Over the last few years we (the Lithgow family) have been investing in organic food, mostly because we believe that it’s both more nutritious (so we’ve dropped the vitamin supplements) and potentially less dangerous. Leaving aside the scientific issues (which I could go on and on about), getting into organic food has been an interesting journey.
Because it’s grown without artificial pesticides or fertilizers, organic fruit and vegetables are not as consistent as mass-produced food. Blemishes are often visible on the surface of fruit, and caterpillars are regular occupants of vegetables (don’t worry, the crisper puts them into suspended animation so they won’t keep eating your veggies).
Prices are also a problem, because organic produce simply takes more effort to grow (although it’s not helped by people looking to exploit the “rich” buyers). So it’s a constant battle to find stuff at reasonable prices.
The good news is that getting produce direct from farmers is often the best bet, and we’re even growing some ourselves. The benefit of all this research and effort is food that is long-lasting, healthy, and flavoursome. Factory food no longer holds the appeal it once did.
Isn’t the same true for churches? We can find a place that pumps out polished, slick, predictable product that requires little investment from us, or on the other hand we can find an “organic” church with all its blemishes, freshness, and required investment. In the short term, the lower investment and polished product might be appealing and even satisfying. But just as science is still wrestling with the long-term health effects of our industrialised lifestyle, what might be the long-term effects of low-input, mass-produced spiritual life?

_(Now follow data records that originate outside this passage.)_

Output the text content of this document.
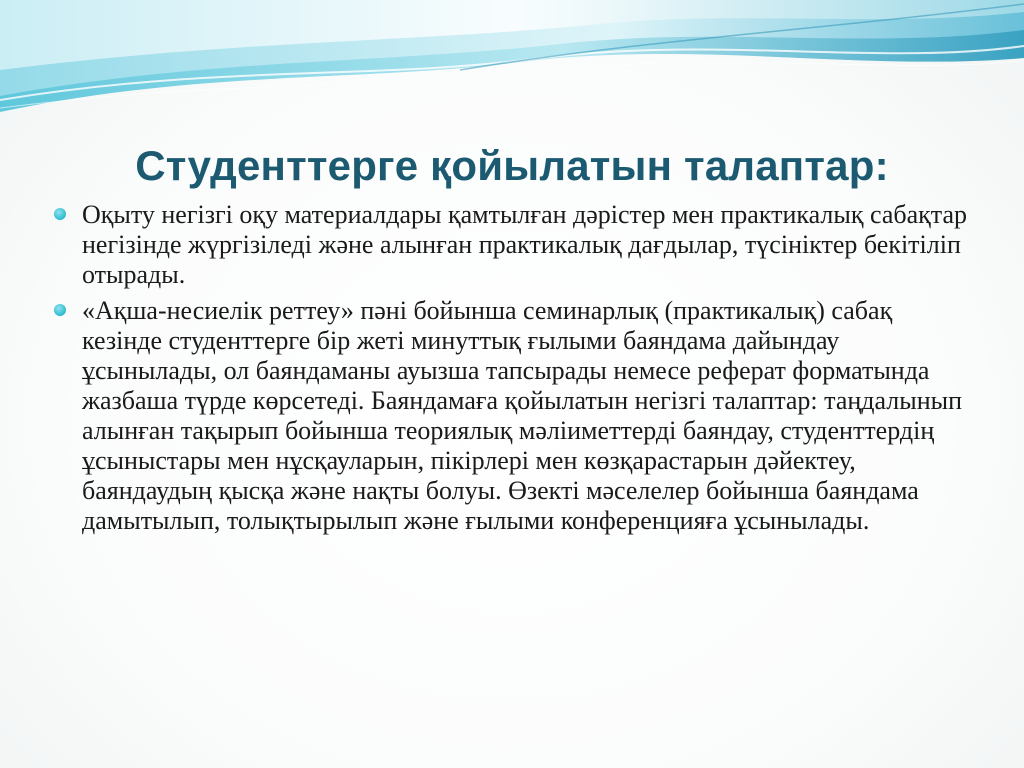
Студенттерге қойылатын талаптар:
Оқыту негізгі оқу материалдары қамтылған дәрістер мен практикалық сабақтар негізінде жүргізіледі және алынған практикалық дағдылар, түсініктер бекітіліп отырады.
«Ақша-несиелік реттеу» пәні бойынша семинарлық (практикалық) сабақ кезінде студенттерге бір жеті минуттық ғылыми баяндама дайындау ұсынылады, ол баяндаманы ауызша тапсырады немесе реферат форматында жазбаша түрде көрсетеді. Баяндамаға қойылатын негізгі талаптар: таңдалынып алынған тақырып бойынша теориялық мәліиметтерді баяндау, студенттердің ұсыныстары мен нұсқауларын, пікірлері мен көзқарастарын дәйектеу, баяндаудың қысқа және нақты болуы. Өзекті мәселелер бойынша баяндама дамытылып, толықтырылып және ғылыми конференцияға ұсынылады.
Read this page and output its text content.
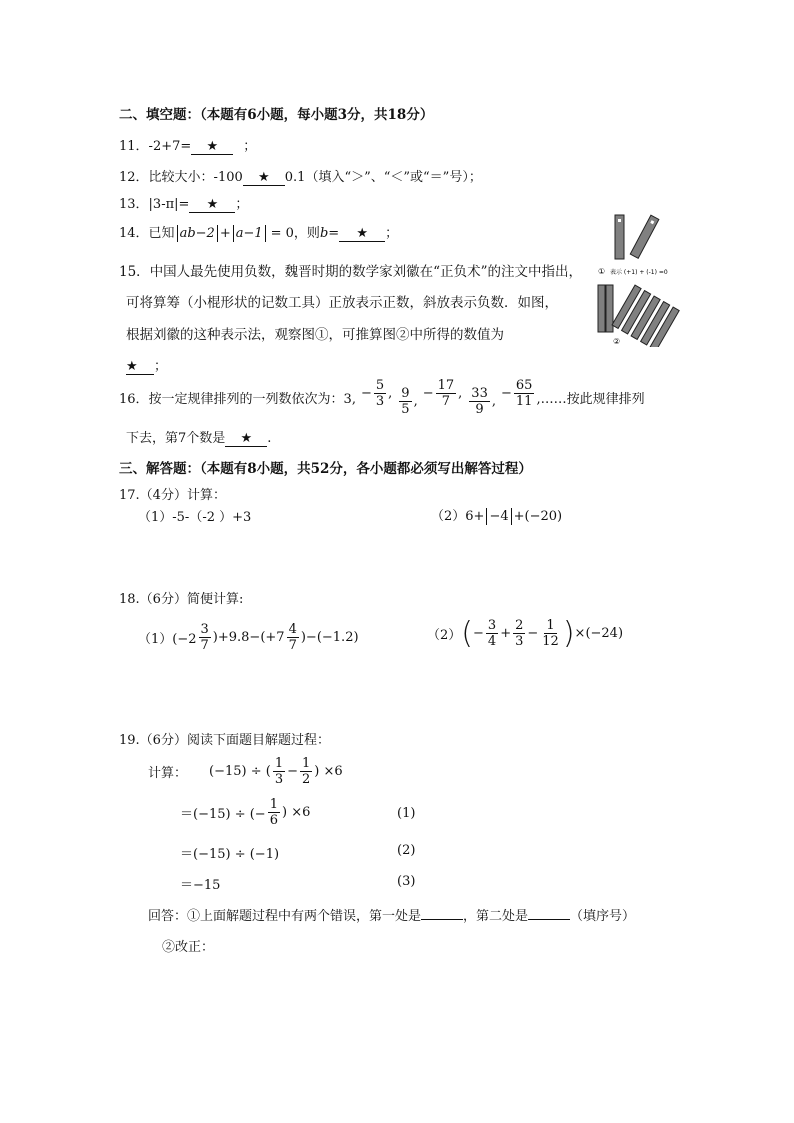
二、填空题：（本题有6小题，每小题3分，共18分）
11．-2+7= ★ ；
12．比较大小：-100 ★ 0.1（填入“＞”、“＜”或“＝”号）；
13．|3-π|= ★ ；
14．已知 ab−2 + a−1 = 0，则b= ★ ；
15．中国人最先使用负数，魏晋时期的数学家刘徽在“正负术”的注文中指出，
可将算筹（小棍形状的记数工具）正放表示正数，斜放表示负数．如图，
根据刘徽的这种表示法，观察图①，可推算图②中所得的数值为
★ ；
① 表示 (+1) + (-1) =0
②
16． 按一定规律排列的一列数依次为：3, − $\frac{5}{3}$ , $\frac{9}{5}$ ,
− $\frac{17}{7}$ , $\frac{33}{9}$ ,
− $\frac{65}{11}$ ,……按此规律排列
下去，第7个数是 ★ .
三、解答题：（本题有8小题，共52分，各小题都必须写出解答过程）
17.（4分）计算：
（1）-5-（-2 ）+3	（2）6+ −4 +(−20)
18.（6分）简便计算:
$(1)(-2 \frac{3}{7} )+9.8-(+7 \frac{4}{7} )-(-1.2)$	（2） ( − $\frac{3}{4} + \frac{2}{3} - \frac{1}{12}$ ) ×(−24)
19.（6分）阅读下面题目解题过程：
计算： (−15) ÷ ( $\frac{1}{3} - \frac{1}{2}$ ) ×6
＝(−15) ÷ (− $\frac{1}{6}$ ) ×6	(1)
＝(−15) ÷ (−1)	(2)
＝−15	(3)
回答：①上面解题过程中有两个错误，第一处是	，第二处是	（填序号）
②改正：
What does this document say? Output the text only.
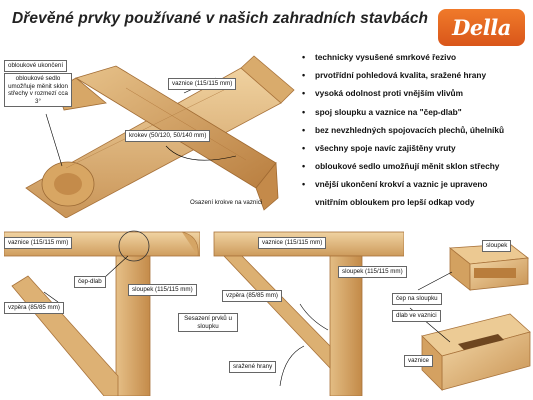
Dřevěné prvky používané v našich zahradních stavbách Della
• technicky vysušené smrkové řezivo
• prvotřídní pohledová kvalita, sražené hrany
• vysoká odolnost proti vnějším vlivům
• spoj sloupku a vaznice na "čep-dlab"
• bez nevzhledných spojovacích plechů, úhelníků
• všechny spoje navíc zajištěny vruty
• obloukové sedlo umožňují měnit sklon střechy
• vnější ukončení krokví a vaznic je upraveno
vnitřním obloukem pro lepší odkap vody
obloukové ukončení
obloukové sedlo umožňuje měnit sklon střechy v rozmezí cca 3°
vaznice (115/115 mm)
krokev (50/120, 50/140 mm)
Osazení krokve na vaznici
vaznice (115/115 mm)
čep-dlab
sloupek (115/115 mm)
vzpěra (85/85 mm)
vaznice (115/115 mm)
sloupek (115/115 mm)
vzpěra (85/85 mm)
Sesazení prvků u sloupku
sražené hrany
sloupek
čep na sloupku
dlab ve vaznici
vaznice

While science is grappling with whether agricultural shortcuts really work in the long term, we know that in spiritual matters there is no substitute for the old-fashioned approach of genuine repentance at the foot of Christ’s cross and persistent obedience to Him who makes all things new.
So, just as many in the nutrition world are recommending a return to traditional diets, the same applies in the spiritual world. A diet of prayer, study, service and fellowship, certainly asks more of us. But doesn’t it help us persevere in the faith? Doesn’t it make us healthier human beings? And isn’t it, really, much more rewarding?